The reason for the large number of remains dates back to the 1200s, when a Cistercian monk returned from a pilgrimage to the Holy Land, where he brought back dirt from Golgatha, the hill where Christ was crucified, and sprinkled that dirt in the cemetery at the monastery.
As word of this holy dirt spread, the cemetery became a popular place in which to be buried. By the time the plague hit, the number of people requesting burial in the cemetery became so great that the monks began exhuming the bones, storing them in the church, and using them for interior decoration.
The church has been restored several times and is no longer in possession of the Cistercian order, but the popular site receives thousands of visitors annually.
A third popular “Bone Church” is the Capela dos Ossos, in Évora, Portugal, next to the Church of St. Francis.
Built by a Franciscan in the 16th century, the chapel has similar origins to the Czech Ossuary, in that it became a creative way to store the bones contained in cemeteries running out of room to house remains.
Reportedly, the monk also believed that the Church could be a force for the Counter-Reformation, and a good place for Catholics of the area to come and remember their mortality.
Like the Roman ossuary, the bone church in Portugal has several “memento mori” themed inscriptions, including Ecclesiastes 7:1 “A good name is better than good ointment, and the day of death than the day of birth.”
Dominicans – the best order in which to die
For Dominican friars, their “memento mori” comes every day when they recite prayers for the dead, said Father Aquinas Guilbeau, professor of moral theology for the Pontifical Faculty of the Immaculate Conception at the Dominican House of Studies.
The Dominicans pray for the dead so frequently that it’s become part of a joke, he told CNA.
“There are many reasons you want to live in the other orders – the Benedictines, the Franciscans, the Jesuits – but out of all of them, you want to die with the Dominicans, because we constantly pray for the dead,” he said.
Whenever a Dominican friar dies, all the priests in his province celebrate a Mass for him. The order also prays what is called the “De Profundis” – a daily prayer, typically before a main meal, that includes praying Psalm 130 in remembrance of all of the men of the province whose death anniversary is on that day.

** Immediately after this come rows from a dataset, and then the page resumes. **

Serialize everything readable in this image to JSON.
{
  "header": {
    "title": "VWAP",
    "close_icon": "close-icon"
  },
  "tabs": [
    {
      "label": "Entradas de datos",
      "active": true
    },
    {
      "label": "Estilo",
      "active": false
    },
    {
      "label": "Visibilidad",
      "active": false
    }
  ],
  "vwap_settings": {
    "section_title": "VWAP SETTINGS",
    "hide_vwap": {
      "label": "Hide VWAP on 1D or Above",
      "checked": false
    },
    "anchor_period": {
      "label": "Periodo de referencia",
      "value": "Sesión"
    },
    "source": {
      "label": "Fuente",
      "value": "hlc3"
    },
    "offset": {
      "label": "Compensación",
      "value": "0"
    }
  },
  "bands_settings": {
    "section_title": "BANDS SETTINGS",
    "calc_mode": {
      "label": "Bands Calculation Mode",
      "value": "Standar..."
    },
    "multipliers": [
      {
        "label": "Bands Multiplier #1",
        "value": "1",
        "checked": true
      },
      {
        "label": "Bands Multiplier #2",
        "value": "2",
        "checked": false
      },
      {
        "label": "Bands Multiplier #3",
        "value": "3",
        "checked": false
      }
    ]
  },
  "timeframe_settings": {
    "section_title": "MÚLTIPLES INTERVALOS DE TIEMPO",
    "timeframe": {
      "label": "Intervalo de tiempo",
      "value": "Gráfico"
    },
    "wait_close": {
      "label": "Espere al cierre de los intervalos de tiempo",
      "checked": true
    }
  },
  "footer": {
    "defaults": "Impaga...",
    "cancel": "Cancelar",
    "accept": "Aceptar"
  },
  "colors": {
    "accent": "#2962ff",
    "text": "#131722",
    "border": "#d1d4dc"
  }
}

Dominicans also celebrate an additional “All Saints Day” and “All Souls Day” – they celebrate these feasts with the Church on Nov. 1 and 2, but then they celebrate a second round of these feasts on Nov. 7 and 8, particularly praying for the Dominican saints and souls.
“In terms of praying daily for the dead, it is a constant reminder of our own mortality, that heaven and eternal life is the goal, and it’s also a reminder that death is something that we all face,” Guilbeau said.
“When we die, we go alone, there’s no one who accompanies us in that at that moment. But by praying for those who have gone before us in death, we get a sense of that union and community that endures into the next life, and insofar as we aid the dead by our prayers, they’re waiting for us and aiding us by their prayers. It’s a daily reminder of the common prayer that we have for each other.
“In terms of…sleeping in our coffin or having skulls on the desk, we don’t do that,” Guilbeau said, but he added that the black cape that Dominicans wear is meant to serve as a physical “memento mori” for the order.
The daily reminder of death isn’t something “macabre or depressing,” Guilbeau added, “but it’s something hopeful and joyful, that this veil of tears is not the end of our existence, it’s not the goal.
“If we live in the love of Jesus Christ and we live in the light of the Holy Spirit, there’s constant preparation and help and grace and strength for that moment when we pass from this life to the next,” he said.
Therefore, for the saint, death isn’t something to be feared, but welcomed and embraced like a sibling, Guilbeau said, recalling the words of St. Francis who once wrote in his “Canticle of the Sun”: “Praised be You, my Lord through Sister Death, from whom no-one living can escape. Woe to those who die in mortal sin! Blessed are they She finds doing Your Will.”